With a $100,000 deposit requirement, the auction will consist of one block. According to the USMS, winners will be notified on the same day.
Ernst & Young auctioned off a tranche of roughly 24,500 bitcoin, confiscated from a former Silk Road user, earlier this year.
The Marshals Service said the 2,719 bitcoins had been forfeited in connection to a case that is one of nine criminal, civil or administrative matters and is subject to the latest auction.
In addition to the bitcoins confiscated by the Marshals Service, those that are being put up for sale were confiscated by the US Department of Homeland Security; the Bureau of Alcohol, Firearms and Tobacco; and the Internal Revenue Service.
The case pertains to the more than $200 million of anonymous online drug sales through Silk Road using bitcoin which was enabled by a scheme orchestrated by Ulbricht, 32. He was convicted in the case and was sentenced in May 2015 to life in prison which is being appealed against by Ulbricht. However the Marshals Service said that only about 2.8 bitcoins in the latest auction came from Ulbricht's case.
A civil forfeiture case related to a Silk Road drug dealer, Matthew Gillum, was the sources of the bulk of the bitcoins in the auction which totaled to 1,294 bitcoins that were seized. The Marshals Service said that Gillum was sentenced in 2015 to nine years in prison.
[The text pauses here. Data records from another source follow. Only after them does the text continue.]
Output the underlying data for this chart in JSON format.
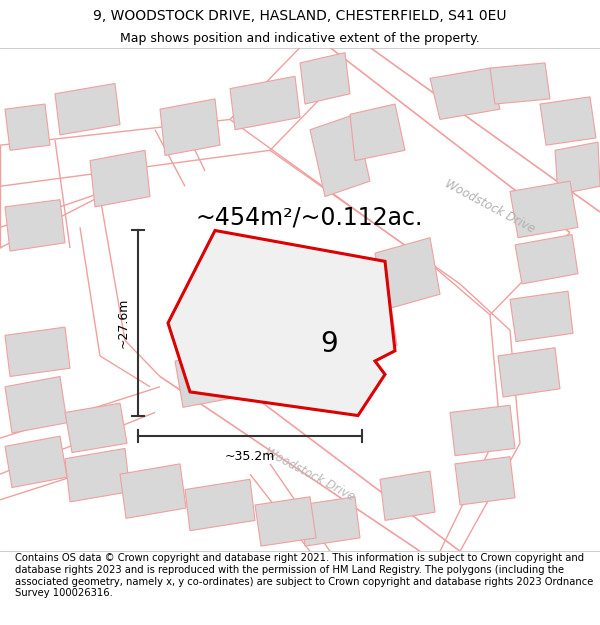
{
  "title_line1": "9, WOODSTOCK DRIVE, HASLAND, CHESTERFIELD, S41 0EU",
  "title_line2": "Map shows position and indicative extent of the property.",
  "footer_text": "Contains OS data © Crown copyright and database right 2021. This information is subject to Crown copyright and database rights 2023 and is reproduced with the permission of HM Land Registry. The polygons (including the associated geometry, namely x, y co-ordinates) are subject to Crown copyright and database rights 2023 Ordnance Survey 100026316.",
  "area_label": "~454m²/~0.112ac.",
  "property_number": "9",
  "dim_width": "~35.2m",
  "dim_height": "~27.6m",
  "background_color": "#ebebeb",
  "plot_color": "#dd0000",
  "plot_fill": "#f0f0f0",
  "building_color": "#d8d8d8",
  "road_line_color": "#f0a0a0",
  "road_fill_color": "#f8f8f8",
  "dim_line_color": "#333333",
  "title_fontsize": 10,
  "subtitle_fontsize": 9,
  "footer_fontsize": 7.2,
  "area_fontsize": 17,
  "number_fontsize": 20
}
Carl Force, a former U.S. Drug Enforcement Administration agent was accused of stealing bitcoins during the Silk Road investigation. The Marshals Service said that another 65 bitcoins came from the case of Carl Force who was found guilty in the case and was sentenced in October to 78 months in prison for stealing the bitcoins.
Another 664 bitcoins came from the case of Sean Roberson. According to prosecutors in the case against this Florida man, Roberson had allegedly created an online shop for selling counterfeit credit and debit cards which was illegal. He was found to be guilty and was sentenced to 78 months in prison in November last year.